Discrimination-aware Channel Pruning for Deep Neural Networks
This work addresses the challenge of model compression for deep learning practitioners by improving pruning efficiency and accuracy, though it is incremental as it builds on existing pruning strategies.
The paper tackles the problem of channel pruning in deep neural networks by introducing a discrimination-aware method that selects channels based on discriminative power and reconstruction error, resulting in a pruned ResNet-50 with 30% channel reduction that outperforms the original model by 0.39% in top-1 accuracy on ILSVRC-12.

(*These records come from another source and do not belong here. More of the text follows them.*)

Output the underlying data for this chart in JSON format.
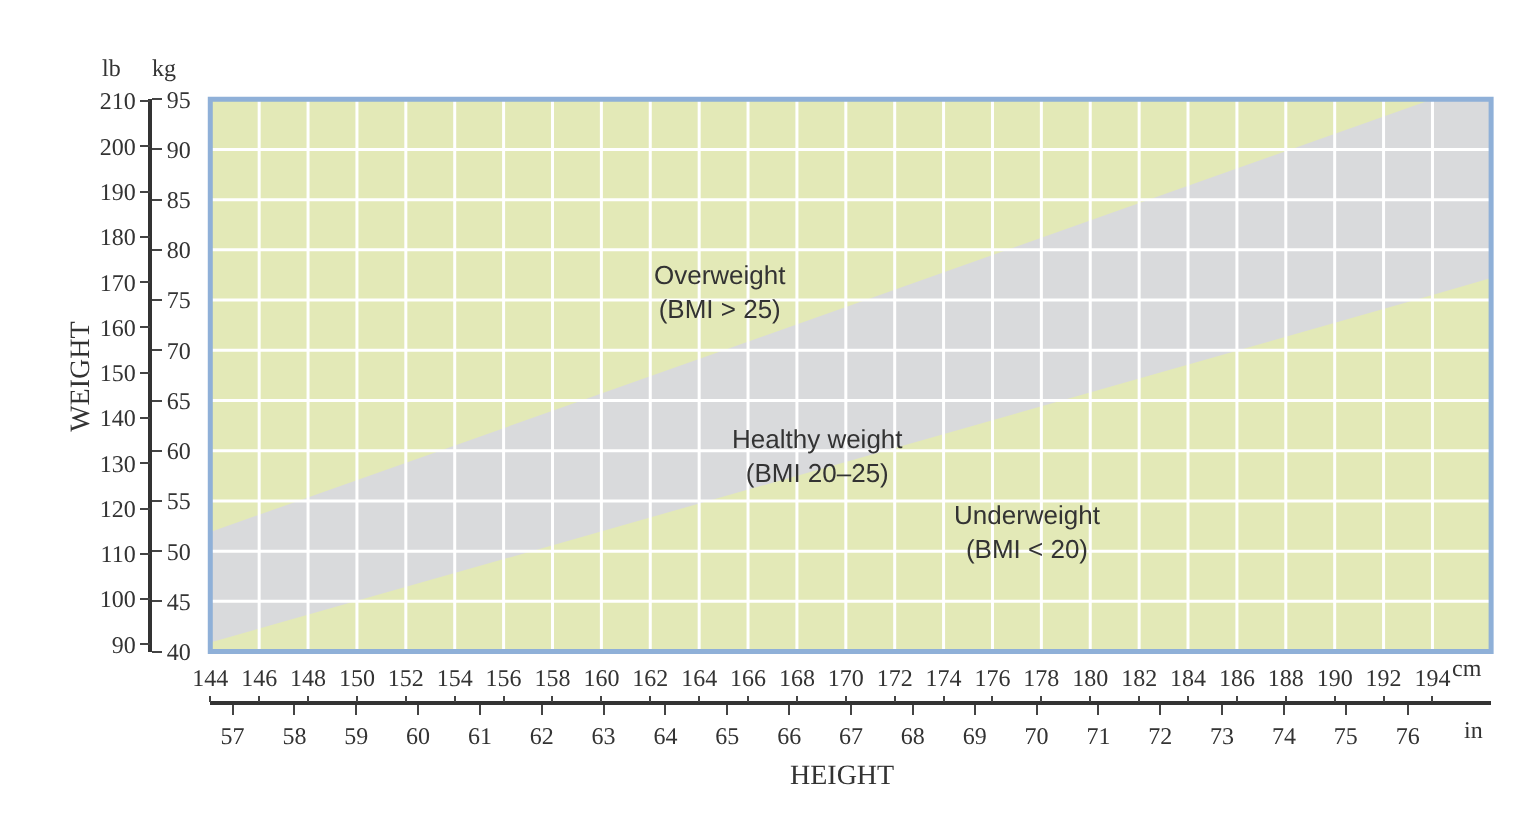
{
  "chart_data": {
    "type": "area",
    "xlabel": "HEIGHT",
    "y2label": "WEIGHT",
    "x": [
      144,
      194,
      196.4
    ],
    "series": [
      {
        "color": "#d9dadc",
        "values": [
          51.9,
          95,
          95
        ]
      },
      {
        "color": "#e3e9b7",
        "values": [
          40.9,
          75.5,
          77.2
        ]
      }
    ],
    "xlim": [
      144,
      196.4
    ],
    "xticks": [
      144,
      146,
      148,
      150,
      152,
      154,
      156,
      158,
      160,
      162,
      164,
      166,
      168,
      170,
      172,
      174,
      176,
      178,
      180,
      182,
      184,
      186,
      188,
      190,
      192,
      194
    ],
    "x2lim": [
      56.64,
      77.35
    ],
    "x2ticks": [
      57,
      58,
      59,
      60,
      61,
      62,
      63,
      64,
      65,
      66,
      67,
      68,
      69,
      70,
      71,
      72,
      73,
      74,
      75,
      76
    ],
    "ylim": [
      40,
      95
    ],
    "yticks": [
      40,
      45,
      50,
      55,
      60,
      65,
      70,
      75,
      80,
      85,
      90,
      95
    ],
    "y2lim": [
      88.4,
      210.4
    ],
    "y2ticks": [
      90,
      100,
      110,
      120,
      130,
      140,
      150,
      160,
      170,
      180,
      190,
      200,
      210
    ],
    "grid": true,
    "annotations": [
      "lb",
      "kg",
      "cm",
      "in",
      "Overweight\n(BMI > 25)",
      "Healthy weight\n(BMI 20–25)",
      "Underweight\n(BMI < 20)"
    ]
  }
}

Channel pruning is one of the predominant approaches for deep model compression. Existing pruning methods either train from scratch with sparsity constraints on channels, or minimize the reconstruction error between the pre-trained feature maps and the compressed ones. Both strategies suffer from some limitations: the former kind is computationally expensive and difficult to converge, whilst the latter kind optimizes the reconstruction error but ignores the discriminative power of channels. To overcome these drawbacks, we investigate a simple-yet-effective method, called discrimination-aware channel pruning, to choose those channels that really contribute to discriminative power. To this end, we introduce additional losses into the network to increase the discriminative power of intermediate layers and then select the most discriminative channels for each layer by considering the additional loss and the reconstruction error. Last, we propose a greedy algorithm to conduct channel selection and parameter optimization in an iterative way. Extensive experiments demonstrate the effectiveness of our method. For example, on ILSVRC-12, our pruned ResNet-50 with 30% reduction of channels even outperforms the original model by 0.39% in top-1 accuracy.